2024 lexus is 500 f sport performance
Tell me this car wouldn’t look better with just two doors.Will Sabel Courtney

And like many recent muscle cars — looking at you, Dodge — it feels old-fashioned. The current third-gen IS entered production back when Macklemore's "Thrift Shop" was atop the charts, and it's showing its age inside. Lexus's accursed trackpad is still in attendance, although the infotainment screen now supports touch. So the only worry is accidental elbow grazes. There are plenty of physical knobs and buttons, but many are the size of a sliced Chiclet. The electrostatic swipey-swipe climate controls are a curse from an earlier era. The entertainment system still has a CD player, for God's sake.

Still, it's not without charm inside. The instrument panel is digital, but the physical ring outlining the simulated analog tach (as in the LFA) slides left and right depending on what secondary info the drivers decide is best displayed. The compact size and all those buttons give the cockpit a fighter jet feel, and the busy dashboard is oddly refreshing in this era when half the world's carmakers are compelled to push anodyne interiors that resemble a big-screen TV on display in an empty room.

Also charming: that honey of a V-8. Switch off the traction and stability controls, slide the old-school physical shift lever over to the manual shift gate (which, annoyingly, still requires a push forward for upshifts and pull back for downshifts in direct opposition to inertia, but at least there are shift paddles), rev up the engine with one foot on the brake and then let it fly. It'll paint the pavement with rubber streaks that go on as long as the accelerator is floored.

Note that I said charming, not involving. While there's nothing to complain about in terms of performance, the IS 500 always feels a little bit at arm's length — able to dance well, but not particularly enthused by the prospect. The IS 500 is well-balanced and comports itself well in the bends, but the steering is numb, and the gas pedal seems almost hostile to the idea of rapid acceleration unless you stomp on it as though it were a particularly large cockroach. It'll make great pace, but anyone seeking passion or playfulness from their compact, 470-ish-horsepower sedan should go buy a CT4-V Blackwing instead.

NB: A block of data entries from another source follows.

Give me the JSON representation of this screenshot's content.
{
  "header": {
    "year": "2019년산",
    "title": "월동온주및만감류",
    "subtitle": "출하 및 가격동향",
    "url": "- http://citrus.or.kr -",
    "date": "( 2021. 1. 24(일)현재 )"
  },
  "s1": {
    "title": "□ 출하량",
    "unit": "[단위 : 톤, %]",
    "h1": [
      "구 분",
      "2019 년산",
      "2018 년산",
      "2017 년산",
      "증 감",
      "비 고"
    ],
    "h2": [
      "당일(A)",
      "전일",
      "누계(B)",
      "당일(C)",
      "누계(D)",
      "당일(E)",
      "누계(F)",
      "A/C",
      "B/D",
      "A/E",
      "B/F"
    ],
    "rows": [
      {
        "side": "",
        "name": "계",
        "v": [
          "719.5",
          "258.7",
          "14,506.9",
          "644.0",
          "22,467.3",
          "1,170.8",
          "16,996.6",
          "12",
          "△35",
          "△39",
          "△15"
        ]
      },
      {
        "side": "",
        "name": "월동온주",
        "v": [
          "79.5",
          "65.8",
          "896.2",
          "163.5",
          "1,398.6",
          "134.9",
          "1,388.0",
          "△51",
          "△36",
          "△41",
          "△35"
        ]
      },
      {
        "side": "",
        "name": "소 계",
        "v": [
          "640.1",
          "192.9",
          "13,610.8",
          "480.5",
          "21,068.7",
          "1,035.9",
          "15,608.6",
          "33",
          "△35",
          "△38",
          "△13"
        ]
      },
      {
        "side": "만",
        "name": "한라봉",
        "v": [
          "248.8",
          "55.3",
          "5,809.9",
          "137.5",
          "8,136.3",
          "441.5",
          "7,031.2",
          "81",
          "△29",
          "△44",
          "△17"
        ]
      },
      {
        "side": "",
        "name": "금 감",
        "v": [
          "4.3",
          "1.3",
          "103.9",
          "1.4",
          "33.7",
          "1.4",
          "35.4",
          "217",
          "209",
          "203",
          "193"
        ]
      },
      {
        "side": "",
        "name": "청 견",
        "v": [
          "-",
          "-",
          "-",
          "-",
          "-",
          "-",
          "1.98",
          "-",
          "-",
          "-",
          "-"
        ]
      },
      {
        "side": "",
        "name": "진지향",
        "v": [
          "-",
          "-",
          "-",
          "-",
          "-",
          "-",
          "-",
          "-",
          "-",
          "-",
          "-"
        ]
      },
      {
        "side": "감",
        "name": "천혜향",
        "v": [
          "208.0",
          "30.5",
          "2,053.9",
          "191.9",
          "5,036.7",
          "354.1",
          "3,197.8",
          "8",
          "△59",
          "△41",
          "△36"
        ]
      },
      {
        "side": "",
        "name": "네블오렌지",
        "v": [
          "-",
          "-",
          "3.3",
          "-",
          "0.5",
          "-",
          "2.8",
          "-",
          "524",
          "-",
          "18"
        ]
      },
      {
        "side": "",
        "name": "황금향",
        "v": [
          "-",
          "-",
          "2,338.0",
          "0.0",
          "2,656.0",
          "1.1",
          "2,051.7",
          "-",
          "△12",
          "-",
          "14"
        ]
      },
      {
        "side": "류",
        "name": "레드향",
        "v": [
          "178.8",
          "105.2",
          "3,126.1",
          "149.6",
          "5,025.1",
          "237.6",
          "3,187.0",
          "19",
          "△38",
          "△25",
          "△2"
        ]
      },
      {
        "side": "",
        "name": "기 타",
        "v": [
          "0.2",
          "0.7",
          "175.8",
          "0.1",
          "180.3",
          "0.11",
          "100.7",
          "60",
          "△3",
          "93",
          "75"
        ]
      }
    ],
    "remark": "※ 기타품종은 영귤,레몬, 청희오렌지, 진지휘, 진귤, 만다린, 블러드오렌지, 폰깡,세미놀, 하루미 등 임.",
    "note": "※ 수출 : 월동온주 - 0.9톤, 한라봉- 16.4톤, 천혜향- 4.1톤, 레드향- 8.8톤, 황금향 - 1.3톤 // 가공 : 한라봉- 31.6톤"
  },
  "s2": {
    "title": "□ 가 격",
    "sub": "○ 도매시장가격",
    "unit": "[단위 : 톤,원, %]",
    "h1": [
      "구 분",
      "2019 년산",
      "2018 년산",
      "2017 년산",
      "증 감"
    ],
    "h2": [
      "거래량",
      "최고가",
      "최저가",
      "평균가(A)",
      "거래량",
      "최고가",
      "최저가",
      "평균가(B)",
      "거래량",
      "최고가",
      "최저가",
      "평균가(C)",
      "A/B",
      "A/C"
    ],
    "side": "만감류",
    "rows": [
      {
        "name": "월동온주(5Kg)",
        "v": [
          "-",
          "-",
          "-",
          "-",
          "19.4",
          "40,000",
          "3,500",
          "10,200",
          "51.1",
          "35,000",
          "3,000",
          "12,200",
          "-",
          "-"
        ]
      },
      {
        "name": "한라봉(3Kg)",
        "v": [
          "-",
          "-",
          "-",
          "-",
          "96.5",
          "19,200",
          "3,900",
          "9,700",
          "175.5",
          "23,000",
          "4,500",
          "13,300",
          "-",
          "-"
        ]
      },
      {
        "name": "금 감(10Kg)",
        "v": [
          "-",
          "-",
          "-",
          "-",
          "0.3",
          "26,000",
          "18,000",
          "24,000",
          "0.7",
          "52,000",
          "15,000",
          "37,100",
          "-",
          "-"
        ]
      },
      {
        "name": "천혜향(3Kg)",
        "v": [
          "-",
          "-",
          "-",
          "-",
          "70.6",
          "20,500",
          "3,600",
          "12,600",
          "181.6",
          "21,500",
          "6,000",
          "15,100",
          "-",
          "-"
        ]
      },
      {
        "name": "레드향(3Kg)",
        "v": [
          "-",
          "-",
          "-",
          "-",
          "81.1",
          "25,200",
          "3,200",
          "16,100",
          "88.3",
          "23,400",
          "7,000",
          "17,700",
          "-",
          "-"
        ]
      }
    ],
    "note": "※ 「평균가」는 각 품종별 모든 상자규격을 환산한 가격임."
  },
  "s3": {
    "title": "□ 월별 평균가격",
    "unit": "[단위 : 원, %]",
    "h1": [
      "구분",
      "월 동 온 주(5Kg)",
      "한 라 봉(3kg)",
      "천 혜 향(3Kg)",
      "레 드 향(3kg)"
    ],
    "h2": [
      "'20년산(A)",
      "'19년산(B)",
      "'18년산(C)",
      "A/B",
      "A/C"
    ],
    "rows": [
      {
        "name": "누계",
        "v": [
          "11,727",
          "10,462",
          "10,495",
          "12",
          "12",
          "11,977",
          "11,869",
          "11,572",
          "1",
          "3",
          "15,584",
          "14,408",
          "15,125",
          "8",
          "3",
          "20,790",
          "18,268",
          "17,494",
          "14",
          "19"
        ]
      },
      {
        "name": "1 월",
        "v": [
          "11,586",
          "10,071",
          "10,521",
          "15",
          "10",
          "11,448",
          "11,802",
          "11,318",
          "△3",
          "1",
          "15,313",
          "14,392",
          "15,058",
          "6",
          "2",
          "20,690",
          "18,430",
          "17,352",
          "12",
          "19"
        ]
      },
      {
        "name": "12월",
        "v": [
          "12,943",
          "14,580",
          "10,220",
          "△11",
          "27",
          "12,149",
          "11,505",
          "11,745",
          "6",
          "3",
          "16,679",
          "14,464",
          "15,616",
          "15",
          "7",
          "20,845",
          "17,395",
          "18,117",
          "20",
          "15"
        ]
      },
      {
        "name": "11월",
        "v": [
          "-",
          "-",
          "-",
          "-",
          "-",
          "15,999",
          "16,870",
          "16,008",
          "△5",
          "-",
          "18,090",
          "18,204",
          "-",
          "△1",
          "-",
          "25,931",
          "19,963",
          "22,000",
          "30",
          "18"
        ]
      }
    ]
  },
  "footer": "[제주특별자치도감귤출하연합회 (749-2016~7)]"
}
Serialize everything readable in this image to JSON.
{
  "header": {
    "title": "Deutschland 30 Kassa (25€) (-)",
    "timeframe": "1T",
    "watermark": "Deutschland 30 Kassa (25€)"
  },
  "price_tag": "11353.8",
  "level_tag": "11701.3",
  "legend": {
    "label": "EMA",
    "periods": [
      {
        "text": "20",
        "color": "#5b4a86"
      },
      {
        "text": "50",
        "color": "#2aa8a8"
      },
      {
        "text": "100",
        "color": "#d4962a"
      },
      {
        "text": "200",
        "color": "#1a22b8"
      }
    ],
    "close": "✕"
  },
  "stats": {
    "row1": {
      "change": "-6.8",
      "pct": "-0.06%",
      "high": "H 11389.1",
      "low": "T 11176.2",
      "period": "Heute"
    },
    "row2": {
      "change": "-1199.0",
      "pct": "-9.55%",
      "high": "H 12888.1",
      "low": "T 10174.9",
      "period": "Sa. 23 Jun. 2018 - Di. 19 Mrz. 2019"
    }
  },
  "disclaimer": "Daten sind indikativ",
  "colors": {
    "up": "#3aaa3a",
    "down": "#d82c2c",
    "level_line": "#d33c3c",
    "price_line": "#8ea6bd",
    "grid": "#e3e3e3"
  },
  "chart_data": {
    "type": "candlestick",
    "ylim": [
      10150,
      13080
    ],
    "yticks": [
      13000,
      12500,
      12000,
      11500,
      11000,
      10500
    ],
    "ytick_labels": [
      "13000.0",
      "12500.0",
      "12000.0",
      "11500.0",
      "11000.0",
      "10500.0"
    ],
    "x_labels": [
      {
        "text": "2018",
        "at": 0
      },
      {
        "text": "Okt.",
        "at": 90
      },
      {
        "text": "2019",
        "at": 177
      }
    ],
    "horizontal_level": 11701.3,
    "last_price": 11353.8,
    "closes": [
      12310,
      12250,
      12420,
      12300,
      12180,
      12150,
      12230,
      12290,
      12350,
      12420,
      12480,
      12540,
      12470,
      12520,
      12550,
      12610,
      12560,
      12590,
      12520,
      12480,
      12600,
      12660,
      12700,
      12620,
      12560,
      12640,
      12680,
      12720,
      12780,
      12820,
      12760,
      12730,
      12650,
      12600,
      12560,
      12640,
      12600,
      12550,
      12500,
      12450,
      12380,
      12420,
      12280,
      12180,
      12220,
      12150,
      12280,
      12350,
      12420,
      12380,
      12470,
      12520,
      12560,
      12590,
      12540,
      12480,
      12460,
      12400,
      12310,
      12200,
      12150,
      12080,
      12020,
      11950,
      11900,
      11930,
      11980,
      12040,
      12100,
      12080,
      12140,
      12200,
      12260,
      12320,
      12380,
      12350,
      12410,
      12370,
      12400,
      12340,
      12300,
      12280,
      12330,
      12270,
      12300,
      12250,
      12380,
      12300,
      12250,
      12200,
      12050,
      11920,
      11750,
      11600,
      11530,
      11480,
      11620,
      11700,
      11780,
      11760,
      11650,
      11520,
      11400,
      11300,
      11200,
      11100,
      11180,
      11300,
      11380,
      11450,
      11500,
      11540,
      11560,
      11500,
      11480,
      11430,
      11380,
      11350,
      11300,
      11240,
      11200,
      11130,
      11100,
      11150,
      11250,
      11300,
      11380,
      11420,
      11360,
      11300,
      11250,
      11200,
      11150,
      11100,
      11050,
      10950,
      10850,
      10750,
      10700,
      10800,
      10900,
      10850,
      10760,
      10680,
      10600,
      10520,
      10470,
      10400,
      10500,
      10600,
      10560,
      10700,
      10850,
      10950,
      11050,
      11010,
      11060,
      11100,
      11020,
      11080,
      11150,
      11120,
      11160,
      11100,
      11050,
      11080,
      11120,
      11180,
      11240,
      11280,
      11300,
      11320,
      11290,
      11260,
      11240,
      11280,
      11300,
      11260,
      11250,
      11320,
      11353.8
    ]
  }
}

That said, in this day and age — when the number of eight-cylinder sedans under $100,000 is down to a stunning two — a thumping naturally aspirated V-8 makes up for a lot of weak spots. Indeed, Lexus may be missing an opportunity by not using that motor as a way to break in with buyers who wouldn't otherwise have considered the brand. With the Camaro, Challenger and Charger riding off into the sunset, anyone who wants a Mustang alternative is forced to cast a wide net. I bet more than a few such shoppers would be happy to take two extra doors in exchange for Toyota build quality and better coffee at the dealership with their eight-pot.

And hey... who doesn't give a damn about outdated controls, cramped back seats, or even numb steering? Muscle car fans.